There are generally two ways to lock your phone: a passcode in the form of a pin or pattern, or a biometric form of authentication, such as a fingerprint or Face ID (in the iPhone.
But which form of authentication is best to keep your phone locked and which is the best option for your overall privacy? Here are the pros and cons.
Until relatively recently, the passcode was most often the only option. To unlock the phone, you would have to input a set of characters or draw a specific kind of pattern on your phone that you previously set. Here’s why we like it.
Pro: You can’t be forced to unlock your phone by law enforcement
When it comes to passcodes and patterns, you’re protected under the Fifth Amendment, which is designed to protect against self-incrimination. This means that law enforcement can’t compel you to reveal your passcode or pattern to unlock your phone. This is a longstanding and compelling reason for keeping a pin/pattern to lock your device. Biometric authentication, on the other hand, has specific peculiarities when it comes to the Fifth Amendment.
However, if you’re worried about someone getting into your phone, there is a glaring downside:
Con: Your passcode/pin can be mathematically solved
Whether you’re using a 4-digit pin, a long passcode, or a pattern, it is mathematically solvable. When it comes to a pattern or a 4-digit pin, the possibilities available aren’t actually that large and if you’re using a pin related to your personal life (say your birthday or wedding date), then you’re even more at risk. If you’re using a passcode, you have to make sure it’s complex enough so that it would be difficult to figure out using some kind of brute-force or automated measure.

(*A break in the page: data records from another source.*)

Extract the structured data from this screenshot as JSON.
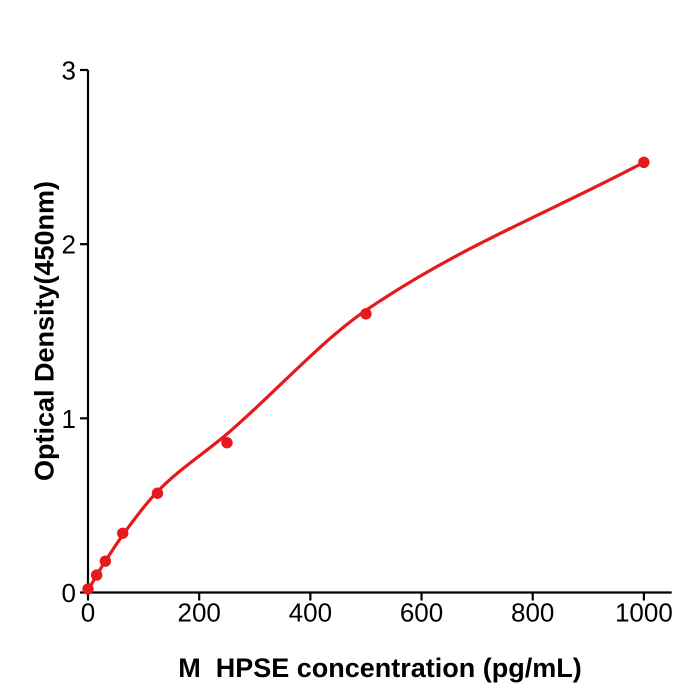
{
  "figure": {
    "background": "#ffffff",
    "axis_color": "#000000",
    "accent_red": "#e41a1c"
  },
  "chart_data": {
    "type": "scatter",
    "title": "",
    "xlabel": "M  HPSE concentration (pg/mL)",
    "ylabel": "Optical Density(450nm)",
    "x": [
      0,
      15.6,
      31.25,
      62.5,
      125,
      250,
      500,
      1000
    ],
    "y": [
      0.02,
      0.1,
      0.18,
      0.34,
      0.57,
      0.86,
      1.6,
      2.47
    ],
    "fit_curve_y": [
      0.01,
      0.1,
      0.18,
      0.33,
      0.58,
      0.91,
      1.62,
      2.47
    ],
    "x_ticks": [
      0,
      200,
      400,
      600,
      800,
      1000
    ],
    "y_ticks": [
      0,
      1,
      2,
      3
    ],
    "xlim": [
      0,
      1050
    ],
    "ylim": [
      0,
      3
    ],
    "grid": false,
    "legend": "none",
    "marker_color": "#e41a1c",
    "line_color": "#e41a1c"
  }
}
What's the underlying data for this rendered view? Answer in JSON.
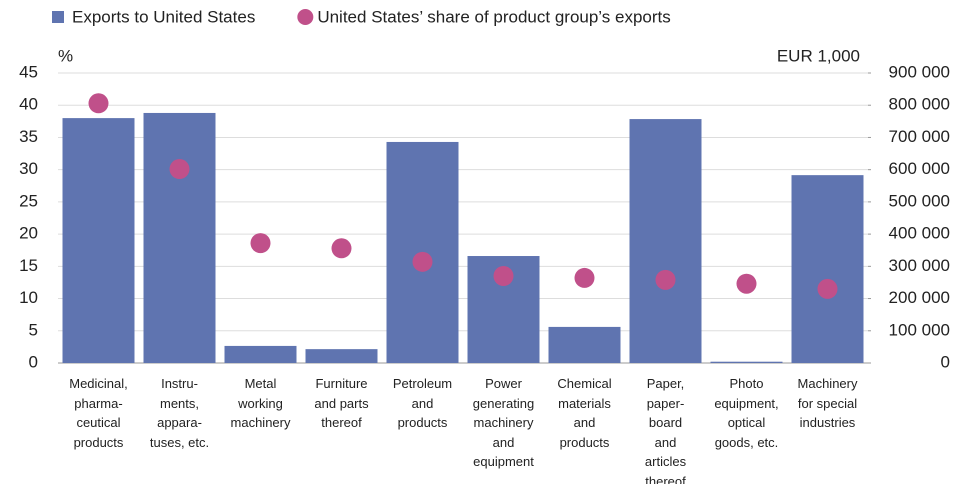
{
  "chart_data": {
    "type": "bar",
    "y_label": "%",
    "y2_label": "EUR 1,000",
    "categories": [
      "Medicinal,\npharma-\nceutical\nproducts",
      "Instru-\nments,\nappara-\ntuses, etc.",
      "Metal\nworking\nmachinery",
      "Furniture\nand parts\nthereof",
      "Petroleum\nand\nproducts",
      "Power\ngenerating\nmachinery\nand\nequipment",
      "Chemical\nmaterials\nand\nproducts",
      "Paper,\npaper-\nboard\nand\narticles\nthereof",
      "Photo\nequipment,\noptical\ngoods, etc.",
      "Machinery\nfor special\nindustries"
    ],
    "series": [
      {
        "name": "Exports to United States",
        "type": "bar",
        "axis": "y2",
        "color": "#5f74b0",
        "values": [
          760000,
          776000,
          53000,
          43000,
          686000,
          332000,
          112000,
          757000,
          4000,
          583000
        ]
      },
      {
        "name": "United States’ share of product group’s exports",
        "type": "scatter",
        "axis": "y",
        "color": "#c0508a",
        "values": [
          40.3,
          30.1,
          18.6,
          17.8,
          15.7,
          13.5,
          13.2,
          12.9,
          12.3,
          11.5
        ]
      }
    ],
    "ylim": [
      0,
      45
    ],
    "yticks": [
      0,
      5,
      10,
      15,
      20,
      25,
      30,
      35,
      40,
      45
    ],
    "y2lim": [
      0,
      900000
    ],
    "y2ticks": [
      {
        "value": 0,
        "label": "0"
      },
      {
        "value": 100000,
        "label": "100 000"
      },
      {
        "value": 200000,
        "label": "200 000"
      },
      {
        "value": 300000,
        "label": "300 000"
      },
      {
        "value": 400000,
        "label": "400 000"
      },
      {
        "value": 500000,
        "label": "500 000"
      },
      {
        "value": 600000,
        "label": "600 000"
      },
      {
        "value": 700000,
        "label": "700 000"
      },
      {
        "value": 800000,
        "label": "800 000"
      },
      {
        "value": 900000,
        "label": "900 000"
      }
    ],
    "grid": true,
    "legend": "top"
  }
}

In most scenarios, you’re still safe, since phones have a limit on how many attempts you make to gain entry before it locks you out entirely (on iPhones, you’d have to enable this feature). But if your phone has been stolen or otherwise compromised, that limit can be circumvented. For example, the limit resets after a certain amount of time. A criminal who stole your phone can simply wait it out and eventually unlock your phone. Expert hackers and law enforcement also have specialized tools that are dedicated to unlocking phones and figuring out the passwords/patterns for a phone. A petty criminal may face a tougher time.
Biometric Authentication – Touch ID or Face ID
If you use Touch ID or Face ID to get into your phone, that’s biometric authentication. With a bit of set up, your phone will collect and store your biometric data and unlock your phone if it matches with the data you provided it (such as your thumb or face). If someone else tries to use their face or fingerprint, the phone won’t unlock. This is why we like it.
PRO: Your biometric data can’t be ‘solved’
Unlike a pin or passcode, a hacker can’t try and get into your phone by ‘guessing’ or brute-forcing biometric data – that’s not how biometric authentication works. While there have been reports of print outs or photos of a user’s face being used to unlock phones (especially when it comes to non-white users), this technology is still nascent enough that accuracy improvements will come, making it even more safe to use.
CON: The jury’s still out on whether or not law enforcement can force you to unlock your phone
Judges have ruled on both sides of this argument. In the most recent high-profile case, a judge in Oakland, California denied a warrant that would’ve given cops the authority to force the individual to unlock their phone. However, the decision only applied to that case.
As we noted in our last article [LINK], iPhones do provide an easy way to disable Touch and Face ID immediately, which may help you stay private in the face of law enforcement.
CON: Your biometric data is at risk
If you’re using an iPhone, this doesn’t really apply. As evidenced in our article, Apple goes to great lengths to ensure that 1) your biometric data doesn’t leave your device, and 2) the data is completely secure in a separate processor chip on the phone designed solely for privacy and security.
However, other device manufacturers may not take the same precautions. If any of them store the biometric device in the cloud or process the data outside of the device, then that data is at risk.
A quick side note: Google offers fewer details on the fingerprint authentication used on Pixel and Nexus phones but maintains that the biometric data never leaves the device and is never shared with apps or Google itself. Only the fact that an authentication was successful is shared when using fingerprint authentication across apps and services.
The choice is yours
For most scenarios, both options are well-suited to keep your phone private but it’s worth thinking through the scenarios where one option may not serve you as well as the other. Depending on your propensity for privacy and security, what your job is, what your risk tolerance is, and the likelihood that you or your device may be targeted, going through the different possibilities will help you make the choice as to whether biometric authentication or a simple pin or pattern is sufficient for you.